Akin to New Zealand’s protected native forests and the revered kauri tree, British Columbia in Canada is known for its beautiful old growth forests, alive with enormous trees like the Western Red Cedar. Some of these trees are over 2000 years old and provide biodiversity and habitats for Canada’s wildlife, as well as having deeper meaning and history for First Nations People.

However, large sections of these old growth forests are felled and shipped off to be used as cladding for buildings around the world. The First Nations People of British Columbia are attempting to halt these logging practices and conserve these forests for future generations and for the native animals and birds that live among them.

Cedar makes up about one third of sawn timber imports from Canada, with most of it coming from old growth trees. Sustainable alternatives such as Abodo’s timber products are a clear solution for preventing any further destruction of these important forests.

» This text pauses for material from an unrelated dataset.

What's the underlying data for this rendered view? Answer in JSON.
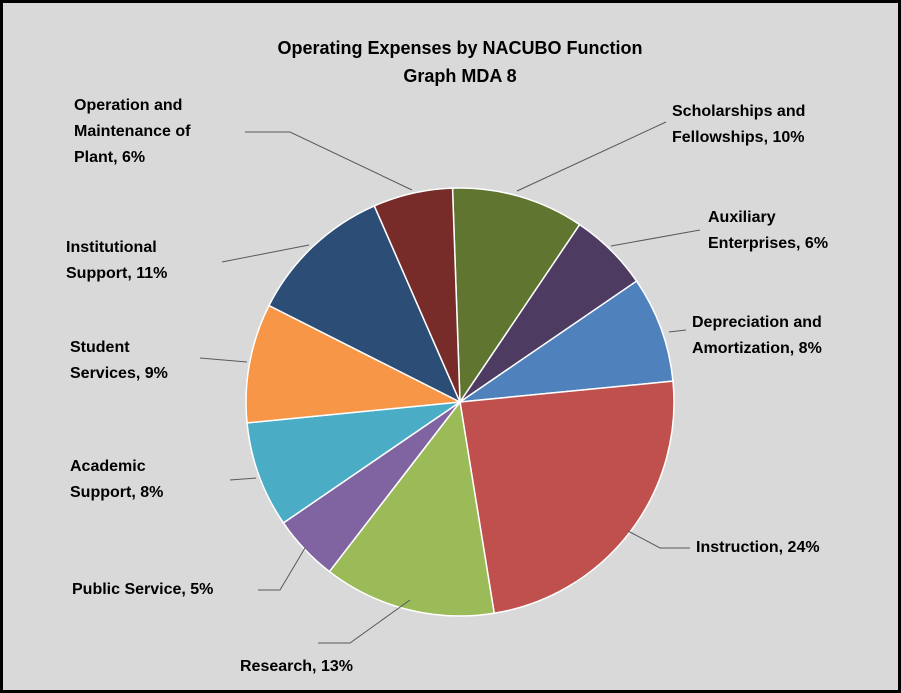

Instead of using ancient trees, Abodo makes use of renewable, FSC® certified plantation timbers, grown in the Central North Island and Hawke’s Bay regions. Treated using a thermal modification process, the timber is durable and strong and does not require chemical treatments to increase its longevity.

As the thermal modification process is carried out locally, this reduces the carbon footprint of the product, which is a further problem with the importation of old growth timbers.

Like the Canadian First Nations people, the Maori way is to respect the natural world. According to Maori customs, or tikanga, if you must chop a tree down or harvest from a plant, a prayer needs to be first offered up to the forest.

This quote from Grand Chief Stewart Phillip, President of the Union of BC Indian Chiefs, expresses the need to return to the ways of First Nations people around the world and their great respect for the balance of nature:

“What governments and corporations need to do is to take a step back and view old growth forests not as commercialized products to be harvested and sold, but as the bedrock foundations of a healthy, biodiverse environment that First Nations have been stewards over since time immemorial. Old growth forests help sustain our livelihoods and possess incalculable cultural and spiritual value that is far from pecuniary.”

Choosing products made from fast-growing trees grown expressly for the purpose of creating timber products means these giants of the forest can stay standing.